Salah seorang warga Borobudur, Mura Aristina (37), mengatakan, pada pertengahan 1990-an, para pedagang di kompleks Candi Borobudur mengalami masa kejayaan. Jumlah wisatawan yang datang ke Borobudur saat itu amat banyak. Waktu itu, surat izin berjualan di kompleks candi bahkan diperjualbelikan dengan harga tinggi.
”Bahkan, lisensi (izin) berdagang kartu pos saat itu bisa dijualbelikan dengan harga Rp 20 juta sampai Rp 25 juta,” ujar Mura.
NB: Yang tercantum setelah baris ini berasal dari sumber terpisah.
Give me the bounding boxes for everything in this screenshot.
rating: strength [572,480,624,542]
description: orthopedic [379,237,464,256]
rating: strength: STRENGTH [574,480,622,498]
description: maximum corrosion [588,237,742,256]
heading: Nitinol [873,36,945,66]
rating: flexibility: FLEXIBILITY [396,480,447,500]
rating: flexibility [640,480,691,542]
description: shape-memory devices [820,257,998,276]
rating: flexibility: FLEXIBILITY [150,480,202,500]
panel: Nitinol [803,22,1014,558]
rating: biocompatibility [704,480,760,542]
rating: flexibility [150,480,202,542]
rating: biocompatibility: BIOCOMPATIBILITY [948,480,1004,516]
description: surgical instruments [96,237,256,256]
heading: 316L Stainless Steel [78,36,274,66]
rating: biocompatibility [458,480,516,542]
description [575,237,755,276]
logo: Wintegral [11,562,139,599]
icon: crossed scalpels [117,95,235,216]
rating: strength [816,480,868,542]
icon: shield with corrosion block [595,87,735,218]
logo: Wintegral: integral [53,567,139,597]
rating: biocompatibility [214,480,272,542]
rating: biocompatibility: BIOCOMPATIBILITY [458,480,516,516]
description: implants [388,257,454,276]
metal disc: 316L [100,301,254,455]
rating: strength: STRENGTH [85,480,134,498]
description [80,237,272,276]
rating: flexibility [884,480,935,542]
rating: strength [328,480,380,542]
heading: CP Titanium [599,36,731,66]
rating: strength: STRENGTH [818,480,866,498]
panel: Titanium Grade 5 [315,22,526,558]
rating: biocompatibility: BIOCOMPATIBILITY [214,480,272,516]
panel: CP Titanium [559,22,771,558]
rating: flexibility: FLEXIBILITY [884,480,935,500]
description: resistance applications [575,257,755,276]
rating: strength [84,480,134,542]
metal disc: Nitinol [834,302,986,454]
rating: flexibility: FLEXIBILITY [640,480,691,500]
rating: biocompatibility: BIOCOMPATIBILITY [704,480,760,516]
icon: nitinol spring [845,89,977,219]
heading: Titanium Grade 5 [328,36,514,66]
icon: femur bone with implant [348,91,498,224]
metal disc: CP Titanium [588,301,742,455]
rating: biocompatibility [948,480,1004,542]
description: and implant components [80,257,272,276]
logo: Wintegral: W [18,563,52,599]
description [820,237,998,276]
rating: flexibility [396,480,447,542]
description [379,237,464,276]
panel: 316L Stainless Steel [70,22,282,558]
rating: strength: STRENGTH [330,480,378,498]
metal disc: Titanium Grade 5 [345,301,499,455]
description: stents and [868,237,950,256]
Namun, kondisi itu berubah beberapa tahun terakhir. Mura menyebutkan, beberapa waktu belakangan, sejumlah pedagang di kompleks Borobudur bahkan memutuskan berganti pekerjaan karena persaingan makin ketat. ”Banyak pedagang sudah banting setir, misalnya jadi makelar motor atau petani tembakau,” katanya.
Persaingan menjadi salah satu risiko ketika makin banyak orang yang mengejar ”manis gula” Borobudur. Pada saat yang sama, banyak warga kembali pulang, karena melihat hidup di kampung sendiri di Borobudur jauh lebih menyejahterakan ketimbang di kampung orang. Borobudur menjanjikan gula-gula, tetapi pada akhirnya hanya pihak yang ulet, gigih, taktis, dan beruntung yang bisa menikmatinya.
Perlu dihitung juga investasi orang luar di sekeliling Borobudur. Jangan sampai pula orang luar yang sejahtera sementara warga sekitar sengsara karena tidak kebagian ”manis gula” Borobudur.